Le Regard Libre Nr. 66 - Anaïs Sierro

Zu den Klängen meines quietschenden Plattenspielers, Bechets Klarinette und des nächtlichen Regens bereite ich mich darauf vor, diesen Artikel zu schreiben. Die Stimmung ist gesetzt. Vintage, Jazz, Romantik und ein Thema, nämlich das des Regisseurs, der mich seit vielen Jahren fasziniert: Woody Allen. Er war der erste und einzige, der mir Filme vorschlug, die aus meinem Kopf zu kommen schienen, und seine halluzinierenden Gedanken, aber auch der erste, der in meine Träume und Leidenschaften eindrang.

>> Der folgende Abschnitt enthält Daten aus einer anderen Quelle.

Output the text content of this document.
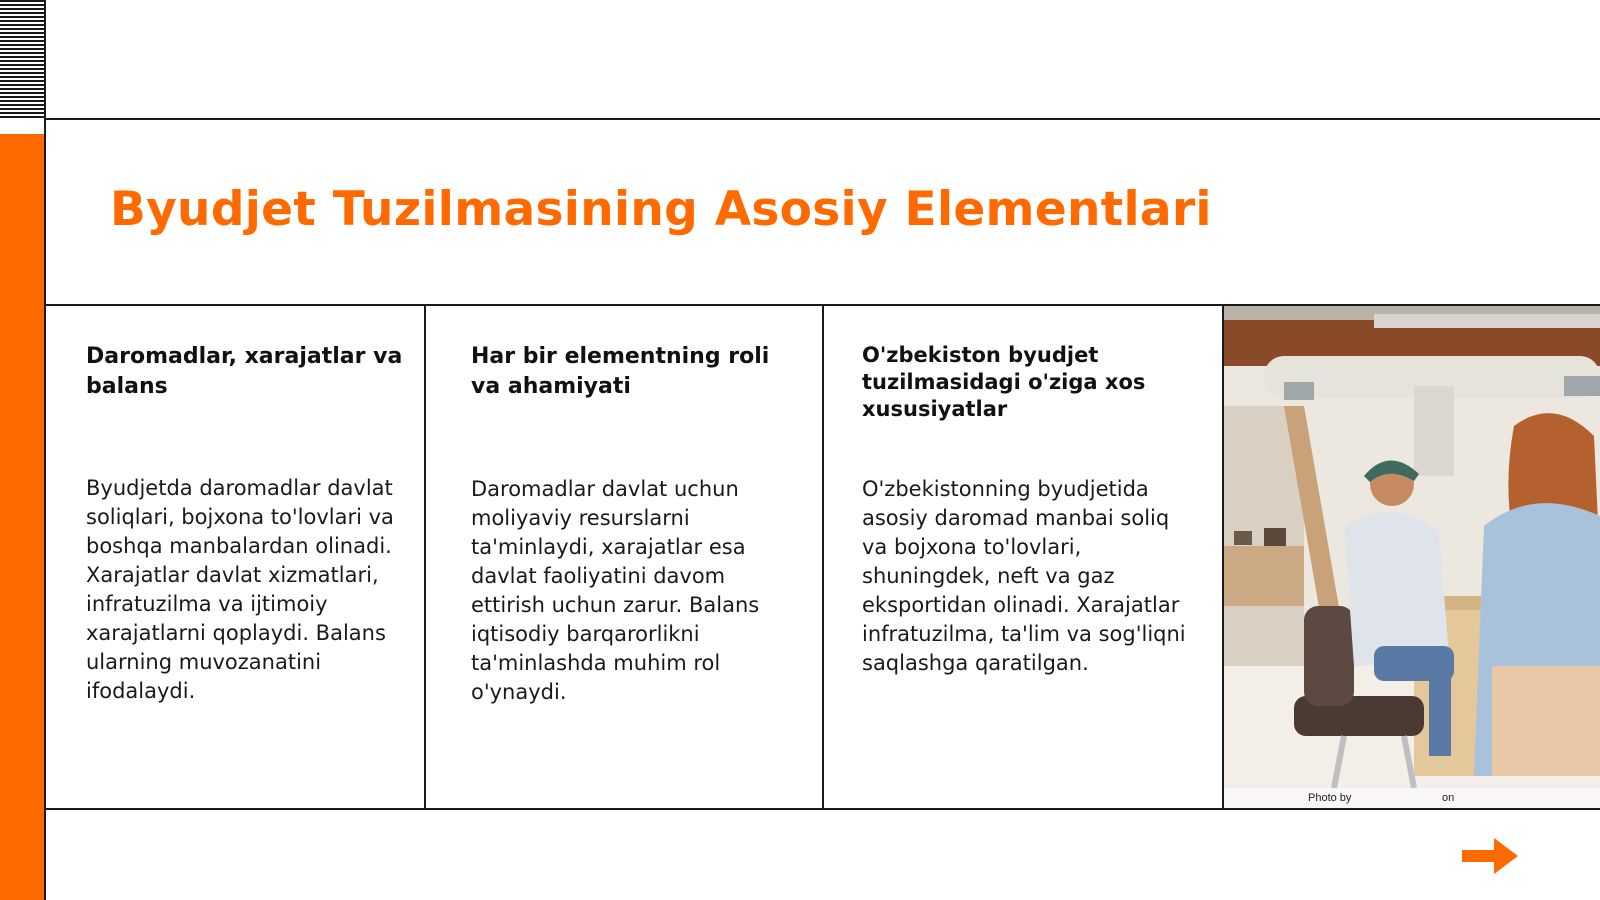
Byudjet Tuzilmasining Asosiy Elementlari
Daromadlar, xarajatlar va balans

Byudjetda daromadlar davlat soliqlari, bojxona to'lovlari va boshqa manbalardan olinadi. Xarajatlar davlat xizmatlari, infratuzilma va ijtimoiy xarajatlarni qoplaydi. Balans ularning muvozanatini ifodalaydi.

Har bir elementning roli va ahamiyati

Daromadlar davlat uchun moliyaviy resurslarni ta'minlaydi, xarajatlar esa davlat faoliyatini davom ettirish uchun zarur. Balans iqtisodiy barqarorlikni ta'minlashda muhim rol o'ynaydi.

O'zbekiston byudjet tuzilmasidagi o'ziga xos xususiyatlar

O'zbekistonning byudjetida asosiy daromad manbai soliq va bojxona to'lovlari, shuningdek, neft va gaz eksportidan olinadi. Xarajatlar infratuzilma, ta'lim va sog'liqni saqlashga qaratilgan.

Photo by	on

Hier ist Allen aus der Sicht einer, wie man sagen würde, «Verehrerin».

Wie könnte es anders sein, als dass neben dem Film auch der Jazz ein Teil seines Lebens ist? Der Beweis dafür ist sein Pseudonym Woody. Er wurde als Allan Stewart Konigsberg geboren und verdankt seine Wahl dem Klarinettisten Woody Herman. Diese Leidenschaft hegte er schon als Jugendlicher und sie sollte ihn sein ganzes Leben lang begleiten.